Yılmaz Özdil Rasim Ozan Kütahyalı'yı yerden yere vurdu

Sözcü yazarı Yılmaz Özdil, Türkiye'de her isteyenin gazeteci olabileceğini örnekleyerek Rasim Ozan Kütahyalı'yı topa tuttu..

Sözcü yazarı Yılmaz Özdil, bugünkü köşesini ayırdığı Rasim Ozan Kütahyalı'yı tam anlamıyla yerden yere vurdu. Özdil, sadece Kütahyalı'yı değil son dönemde yıldızı parlayan bazı isimleri de topa tuttu.

Yılmaz Özdil, Türkiye'de müteahitlik, siyasetçilik ve gazeteciliğin asla eğitim gerektirmediğini belirterek "İsteyen herkesin bu üç işi yapabileceğini savundu.

Özdil AK Parti iktidarından sonra bir çok ismin gazeteci olarak yıldızının parladığını ancak bunların halkın sorunlarını değil, iktidarın istediklerini yazdığını öne sürdü.

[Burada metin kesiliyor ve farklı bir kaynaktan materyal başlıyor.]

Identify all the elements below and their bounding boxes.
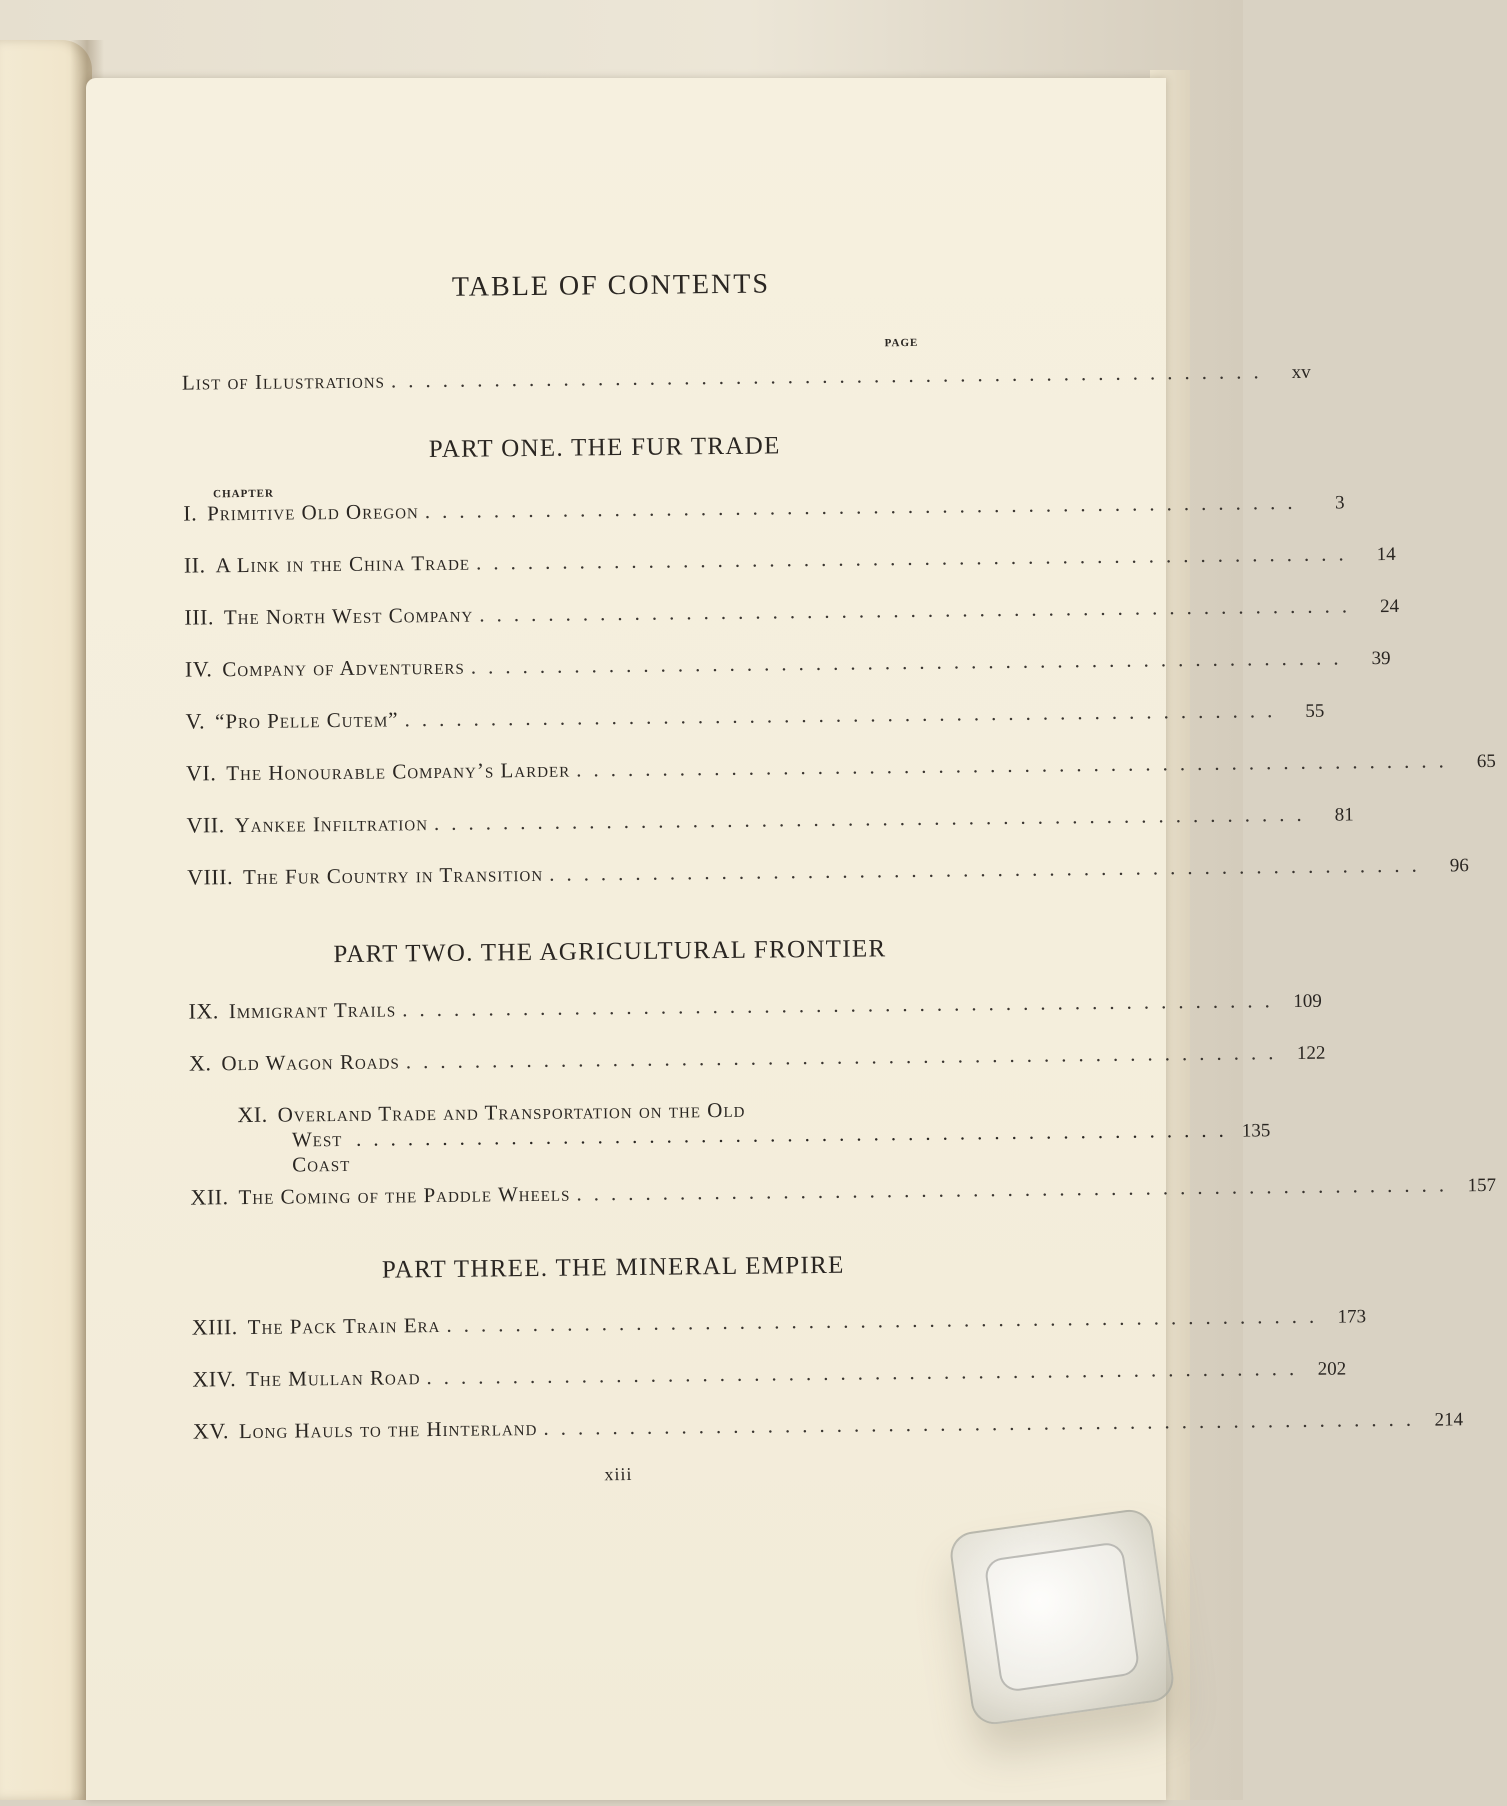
entry-page: xv — [1291, 361, 1311, 384]
page-column-label: PAGE — [884, 336, 919, 350]
page-title: TABLE OF CONTENTS — [451, 268, 771, 303]
chapter-number: XIV. — [192, 1366, 237, 1392]
paperweight-face — [983, 1541, 1140, 1693]
dot-leader: ................................................... — [548, 852, 1429, 886]
dot-leader: ................................................... — [404, 698, 1285, 732]
entry-title: Primitive Old Oregon — [207, 499, 419, 526]
toc-entry — [187, 852, 1469, 891]
dot-leader: ................................................... — [475, 541, 1356, 575]
toc-entry — [186, 801, 1354, 839]
entry-page: 122 — [1296, 1042, 1326, 1064]
dot-leader: ................................................... — [576, 1172, 1457, 1206]
entry-page: 214 — [1434, 1409, 1464, 1431]
toc-entry — [185, 748, 1496, 787]
entry-title: The Mullan Road — [246, 1365, 421, 1392]
entry-page: 65 — [1476, 750, 1496, 773]
entry-page: 81 — [1334, 804, 1354, 826]
toc-entry — [188, 1040, 1326, 1077]
toc-entry — [183, 541, 1396, 579]
entry-page: 173 — [1337, 1306, 1367, 1328]
entry-title: The North West Company — [223, 602, 474, 630]
dot-leader: ................................................... — [543, 1406, 1424, 1440]
dot-leader: ................................................... — [355, 1117, 1236, 1151]
entry-page: 55 — [1305, 700, 1325, 722]
entry-title: The Honourable Company’s Larder — [226, 757, 571, 786]
toc-entry — [190, 1172, 1497, 1211]
dot-leader: ................................................... — [401, 988, 1282, 1022]
chapter-number: VI. — [185, 760, 217, 786]
part-heading: PART ONE. THE FUR TRADE — [428, 432, 781, 464]
chapter-number: I. — [183, 500, 198, 526]
toc-entry — [184, 593, 1400, 631]
dot-leader: ................................................... — [405, 1040, 1286, 1074]
entry-title: Immigrant Trails — [228, 997, 397, 1024]
chapter-column-label: CHAPTER — [213, 487, 274, 501]
entry-title: Long Hauls to the Hinterland — [238, 1415, 538, 1444]
entry-title: The Fur Country in Transition — [242, 861, 544, 890]
toc-entry — [188, 988, 1322, 1025]
entry-page: 157 — [1467, 1174, 1497, 1197]
toc-entry — [192, 1406, 1464, 1445]
chapter-number: II. — [183, 552, 206, 578]
chapter-number: VIII. — [187, 864, 234, 890]
entry-title: Overland Trade and Transportation on the Old — [277, 1097, 746, 1127]
entry-page: 202 — [1317, 1358, 1347, 1380]
chapter-number: XV. — [192, 1418, 230, 1444]
toc-entry — [185, 698, 1325, 735]
dot-leader: ................................................... — [446, 1303, 1327, 1337]
dot-leader: ................................................... — [433, 801, 1314, 836]
entry-title: List of Illustrations — [181, 368, 386, 395]
dot-leader: ................................................... — [470, 645, 1351, 679]
part-heading: PART THREE. THE MINERAL EMPIRE — [381, 1251, 845, 1284]
toc-entry — [192, 1355, 1347, 1393]
toc-entry — [191, 1303, 1367, 1341]
chapter-number: III. — [184, 604, 215, 630]
dot-leader: ................................................... — [576, 748, 1456, 782]
entry-page: 39 — [1371, 647, 1391, 670]
chapter-number: IX. — [188, 998, 219, 1024]
entry-title: Company of Adventurers — [222, 654, 465, 682]
dot-leader: ................................................... — [390, 359, 1271, 393]
entry-page: 109 — [1293, 990, 1322, 1013]
toc-entry — [184, 645, 1391, 683]
chapter-number: V. — [185, 708, 206, 734]
glass-paperweight — [947, 1507, 1176, 1728]
entry-title: “Pro Pelle Cutem” — [214, 707, 399, 734]
toc-entry — [189, 1095, 1271, 1179]
page-number: xiii — [604, 1463, 633, 1485]
entry-title: Old Wagon Roads — [221, 1049, 400, 1076]
entry-page: 24 — [1379, 595, 1400, 618]
dot-leader: ................................................... — [426, 1355, 1307, 1390]
entry-title: Yankee Infiltration — [234, 811, 429, 838]
chapter-number: XII. — [190, 1184, 229, 1210]
part-heading: PART TWO. THE AGRICULTURAL FRONTIER — [333, 935, 887, 969]
chapter-number: X. — [188, 1050, 212, 1076]
entry-title: A Link in the China Trade — [215, 550, 471, 578]
dot-leader: ................................................... — [424, 489, 1305, 524]
entry-title-continued: West Coast — [291, 1126, 351, 1177]
entry-page: 96 — [1449, 855, 1469, 877]
chapter-number: VII. — [186, 812, 225, 838]
entry-page: 14 — [1376, 543, 1396, 566]
toc-entry — [183, 489, 1345, 527]
entry-title: The Coming of the Paddle Wheels — [238, 1181, 571, 1210]
dot-leader: ................................................... — [479, 593, 1360, 627]
chapter-number: XI. — [237, 1101, 268, 1128]
entry-page: 135 — [1241, 1120, 1271, 1142]
entry-title: The Pack Train Era — [247, 1312, 441, 1339]
chapter-number: XIII. — [191, 1314, 238, 1340]
chapter-number: IV. — [184, 656, 213, 682]
toc-entry-list-of-illustrations — [181, 359, 1311, 396]
entry-page: 3 — [1334, 492, 1345, 514]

İşte Yılmaz Özdil'in bugünkü yazısından bir bölüm:

Her gazeteci gazeteci midir?

“Parlamentoda bir dakika oturun, bir saat gibi gelir, güzel bir kadınla bir saat siyaset konuşun, bir dakika gibi gelir, izafiyet teorisi işte budur” demiş Albert Einstein.
*
Şahane laf değil mi?
*
Maalesef size kötü bir haberim var.
Einstein'ın böyle bir lafı yok!
Ben uydurdum.

*
Eminim, uydurduğumu söylemeseydim inananlar olurdu. Hatta bu lafı anında twitter'dan filan postalayıp, başkalarına satmaya kalkanlar bile çıkardı. Hep böyleyiz çünkü… Adamın biri imzasıyla fotoğrafıyla gazetede köşe yazıyorsa, televizyonda ahkam kesiyorsa, üstelik, ettiği lafları ünlü kişilerin isimlerini ilave ederek süslüyorsa, gazeteci sanıyoruz, söylediklerini doğru kabul ediyoruz.
*
Halbuki…
Türkiye'de üç işi canı çeken herkes yapabilir.
Müteahhitlik.
Siyasetçilik.
Gazetecilik.
*
Eğitim istemez.
Nitelik istemez.
*
Türkiye'de 141 bin hekim var mesela…
315 bin müteahhit var!
Doktor başına 500 hasta düşüyor.
Müteahhit başına 2 doktor düşüyor.
*
İşe hademe alırken bile savcılıktan temiz kağıdı isteniyor ama, silahlı terör örgütü mensubunu TBMM'ye milletvekili almışlar, kimdir diye soran olmamış.
*
Yoldan geçen tekstilciyi çevirip, gel şu böbrek naklini yapıver diye ameliyathane sokamazsın. Kuyumcuyu kolundan tutup, gel sevabına şu kararı veriver diye, en yakın adliyedeki hakim koltuğuna oturtamazsın.
Turizmci, jeofizik bilmez. Tavernacı, statik hesabından anlamaz. Mankeni bilirkişi yapıp, anayasa hukuku üzerine görüş isteyemezsin. Ama… Bunların hepsi gazeteci olabiliyor bu ülkede.
*
“Gazeteci olunmaz, gazeteci doğulur” palavrası da burdan çıkmıştır zaten… Hiçbir bilimsel kritere dayanmadığı için, ana rahmine dayandırılır.
*
Rasim Ozan Kütahyalı kepazeliği, sonuçtur.
Sebebi başka yerde aramak gerekir.
Akp'den itibaren size gazeteci diye sunulanların, köşe yazarı diye sunulanların yüzde 99'unun gazetecilikle alakası yoktur.